Neuss-Grevenbroicher Zeitung Neuss
Laumanns Appell ist richtig und beweist Mut
Der Fortschritt ist eine Schnecke, aber auch die kommt voran. Und so ist es eine gute Nachricht, dass NRW nun die Impfzentren weiter öffnet. Da die Priorisierungsgruppe 3 groß ist und der Impfstoff knapp, blieb Gesundheitsminister Karl-Josef Laumann nichts anderes übrig, als innerhalb der Gruppe 3 zu priorisieren. Das ist nur halb gelungen: Gut ist es, dass nun Mitarbeiter im Lebensmittelhandel einen Termin ausmachen können. Sie sichern die Versorgung durch alle Lockdowns hindurch und können nicht im Homeoffice sitzen. Wenig überzeugend ist, dass Steuerfahnder, Richter und Staatsanwälte auf der Liste stehen. Da sind elementar wichtige Gruppen wie Müllwerker, Bestatter oder Apotheker gewiss größeren Infektionsgefahren ausgesetzt. Es drängt sich der Verdacht auf, dass Finanzund Justizministerium Lobbyarbeit für ihr Personal gemacht haben. Das ist nicht sehr geschickt.

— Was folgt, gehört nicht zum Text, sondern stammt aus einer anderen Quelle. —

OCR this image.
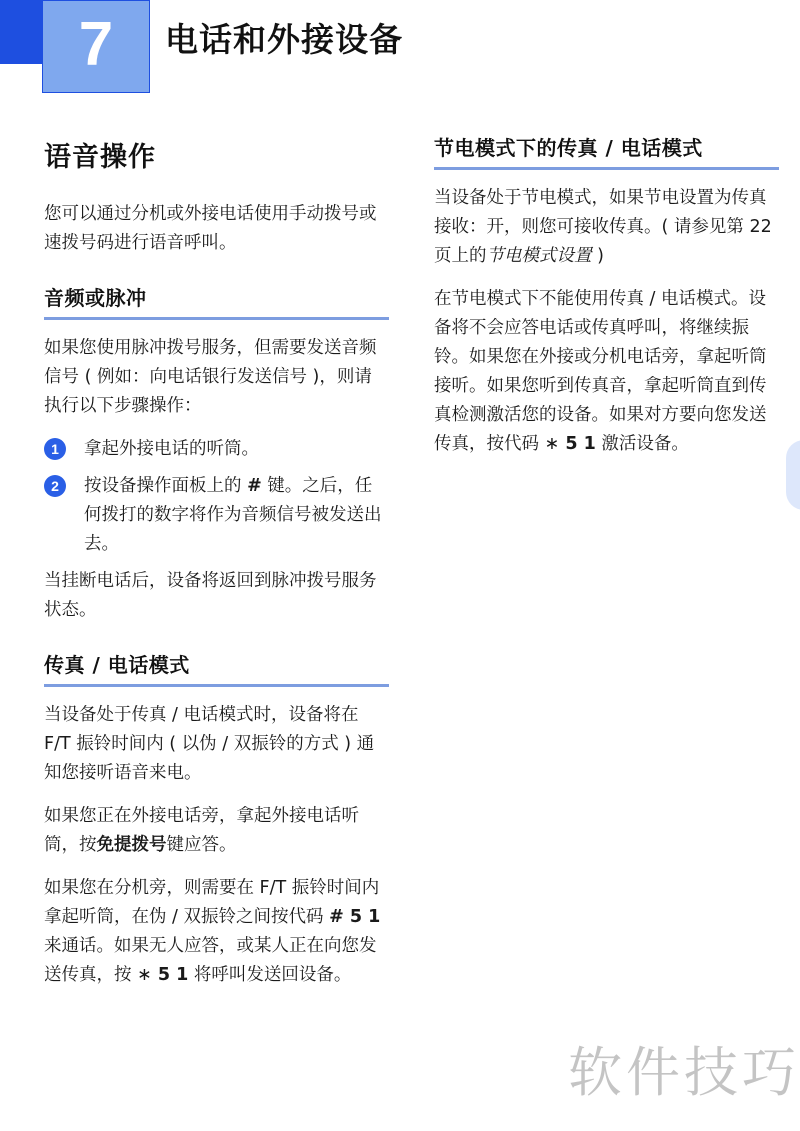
7	电话和外接设备
语音操作

您可以通过分机或外接电话使用手动拨号或速拨号码进行语音呼叫。

音频或脉冲

如果您使用脉冲拨号服务，但需要发送音频信号 ( 例如：向电话银行发送信号 )，则请执行以下步骤操作：

1	拿起外接电话的听筒。
2	按设备操作面板上的 # 键。之后，任何拨打的数字将作为音频信号被发送出去。

当挂断电话后，设备将返回到脉冲拨号服务状态。

传真 / 电话模式

当设备处于传真 / 电话模式时，设备将在 F/T 振铃时间内 ( 以伪 / 双振铃的方式 ) 通知您接听语音来电。

如果您正在外接电话旁，拿起外接电话听筒，按免提拨号键应答。

如果您在分机旁，则需要在 F/T 振铃时间内拿起听筒，在伪 / 双振铃之间按代码 # 5 1 来通话。如果无人应答，或某人正在向您发送传真，按 ∗ 5 1 将呼叫发送回设备。

节电模式下的传真 / 电话模式

当设备处于节电模式，如果节电设置为传真接收：开，则您可接收传真。( 请参见第 22 页上的节电模式设置 )

在节电模式下不能使用传真 / 电话模式。设备将不会应答电话或传真呼叫，将继续振铃。如果您在外接或分机电话旁，拿起听筒接听。如果您听到传真音，拿起听筒直到传真检测激活您的设备。如果对方要向您发送传真，按代码 ∗ 5 1 激活设备。

软件技巧
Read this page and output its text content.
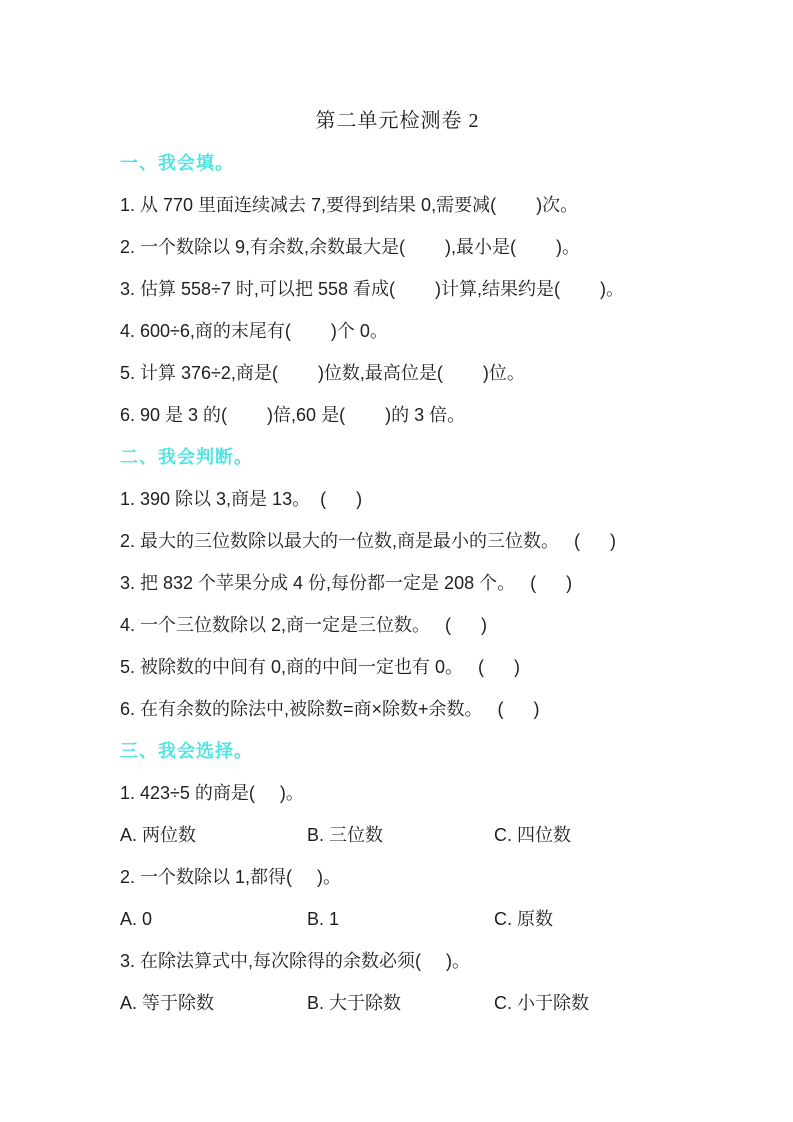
第二单元检测卷 2
一、我会填。

1. 从 770 里面连续减去 7,要得到结果 0,需要减(        )次。

2. 一个数除以 9,有余数,余数最大是(        ),最小是(        )。

3. 估算 558÷7 时,可以把 558 看成(        )计算,结果约是(        )。

4. 600÷6,商的末尾有(        )个 0。

5. 计算 376÷2,商是(        )位数,最高位是(        )位。

6. 90 是 3 的(        )倍,60 是(        )的 3 倍。

二、我会判断。

1. 390 除以 3,商是 13。  (      )

2. 最大的三位数除以最大的一位数,商是最小的三位数。   (      )

3. 把 832 个苹果分成 4 份,每份都一定是 208 个。   (      )

4. 一个三位数除以 2,商一定是三位数。   (      )

5. 被除数的中间有 0,商的中间一定也有 0。   (      )

6. 在有余数的除法中,被除数=商×除数+余数。   (      )

三、我会选择。

1. 423÷5 的商是(     )。

A. 两位数	B. 三位数	C. 四位数

2. 一个数除以 1,都得(     )。

A. 0	B. 1	C. 原数

3. 在除法算式中,每次除得的余数必须(     )。

A. 等于除数	B. 大于除数	C. 小于除数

Mit seiner klaren Ansage an die über 60-Jährigen hat Laumann hingegen Mut bewiesen. Er appelliert an Ältere, den Impfstoff von Astrazeneca zu nehmen. Das wird viele Debatten auslösen, weil „Astra“sein Imageproblem nicht mehr loswird. Doch zu Recht betont Laumann, dass dies ein guter, wirksamer Impfstoff ist, was auch die Impfung von Millionen Briten zeigt. Zudem sind die Nebenwirkungen bei Älteren viel geringer. Hier geht es, wie Laumann richtig sagt, um Solidarität: Wer als über 60-Jähriger auf Biontech besteht, nimmt Jüngeren, die kein Astrazeneca bekommen können, den Impfstoff weg. Gewiss: Es bleibt jedem überlassen, ob und womit er sich impfen lässt. Doch wenn Ältere, die jetzt vor Millionen anderen an die Reihe kommen, Astrazeneca ablehnen, sollten sie ihr Recht auf eine prioritäre Impfung verwirken und sich hinten anstellen. Im Sommer wird es genug Impfstoff geben, sodass alle aussuchen können.